Dewan Bahadur Satya Prakash Singha (1893–1948) was a politician of colonial India, and later, Pakistan, who served as the Speaker of the British Indian Punjab assembly. He was member of the Punjab Assembly between 1947 and 1948.

==Early life and family==
He was born to a Christian family in Pasrur, Sialkot in 1893 with ancestry of a Bihari grandfather and a Bengali grandmother. His father was a Punjabi and he married a woman from the United Provinces (UP) of British India.

==Career==
He served as registrar in the Punjab University. Due to his efforts matric examination system and intermediate level degrees were introduced to education system in colonial India. In his recognition for his services, he was awarded the distinction of Dewan Bahadur by the British Indian government.

The majority of Indian Christians, represented by the All India Conference of Indian Christians, were allies of the Indian National Congress, and opposed the partition of India. However, Singha was present when the Lahore Resolution was passed in March of 1940, a resolution which called for British-India to be divided into independent states. In 1942, Singha created his own All-Indian Christian Association, and in November that year when the Muslim League held its annual convention in Faisalabad, it assured Jinnah of Indian Christian solidarity in the creation of Pakistan. Soon after this, Singha said in a public statement: "At the time of partition of the sub-continent of India, in the entire country, the Christians should be counted with Muslims." In November of 1946 at another gathering in the Punjab, Singha declared that "Jinnah is our leader", and Jinnah responded by saying: "We will never forget the favours and sacrifices of Christians." In Punjab, a "rival Christian group led by Mr Banerjee argued that they wanted a united India but, if partition took place, then they would want to be in India." In reality, "Christians of the Punjab [were] demographically hamstrung, as regardless what side they wanted to support, they were mainly present in Muslim majority areas."

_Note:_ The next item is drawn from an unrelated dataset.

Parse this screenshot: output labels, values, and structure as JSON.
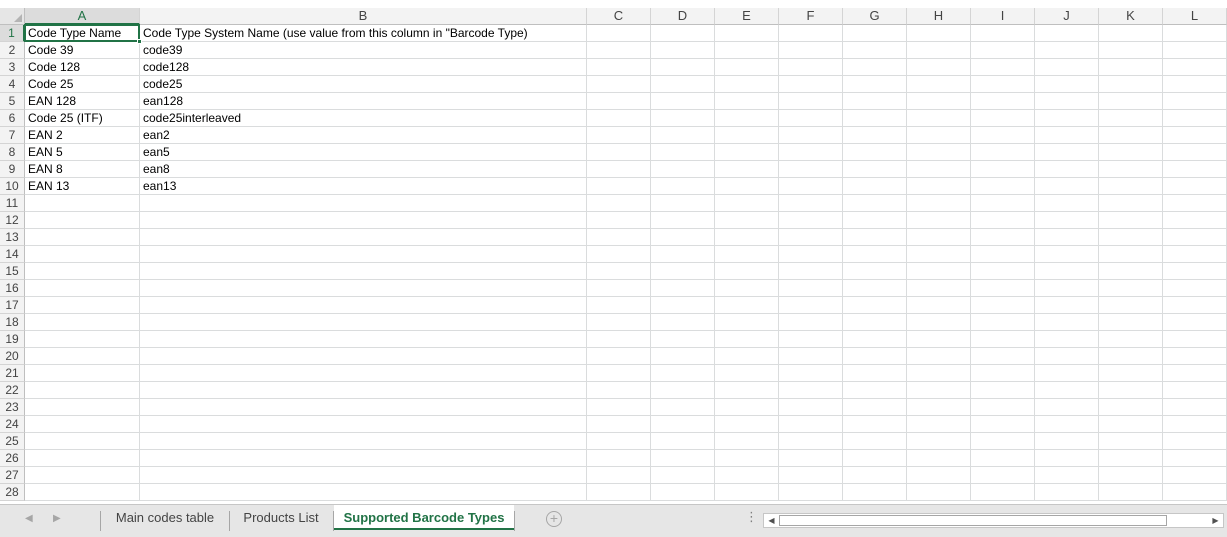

With partition imminent, Singha was appointed as Speaker of the Punjab Assembly, who advocated that Punjab be included with Pakistan. The Assembly met in June of 1947 to decide the question, and an armed Sikh leader announced that he would attack anyone who voted in favour of Punjab uniting with Pakistan. Ishtiaq Ahmed writes that:

Accordingly the members of the Punjab Legislative Assembly, organised separately into the Muslim-majority western bloc and Hindu-Sikh majority eastern bloc (based on a notional basis in accordance with the 1941 census), voted on 23 June on the question of partitioning the province. The voting of the western bloc was presided over by the Christian speaker of the assembly, Dewan Bahadur S. P. Singha, while Deputy Speaker Sardar Kapur Singh presided over the vote of the eastern bloc. The western bloc (comprising 17 districts of Punjab) rejected a motion to partition the Punjab by 69 votes to 27 while the eastern bloc (comprising 12 districts) rejected by 50 votes to 22 a motion by the Muslim League leader, the Khan of Mamdot, to keep the province united. Therefore, no tie occurred in the Punjab Assembly that Singha's vote could tilt decisively in favour of Pakistan.

As Speaker of the Punjab Assembly in British India, Singha oversaw a pivotal vote on whether the province's legislators would join the existing Constituent Assembly or a new and separate one. In an unprecedented move, Singha entered the lobby for the first time in the Assembly's history to cast his vote, in favour of a new constituent assembly.

Following the partition and the creation of Pakistan in 1947, Singha was informed that only a Muslim could hold the position of Speaker of the Assembly. A motion of no confidence was subsequently passed, leading to his removal from office.
However, despite early hardship and accusations during Partition, West Punjab's 400,000 Christians saw improved conditions under S.P. Singha's leadership, including a 5% quota in provincial services. Still, lacking representation in the Constituent Assembly, they have called for separate electorates until inclusive political alternatives to the Muslim League emerge.

He died in 1948, largely forgotten and in disgrace. A decade later, in 1958, his family—having endured years of marginalisation and humiliation, emigrated to independent India, a stark departure from the inclusive vision Singha had once held for Pakistan.

==Legacy==

In 2016, a Pakistani postal stamp was issued in his honour.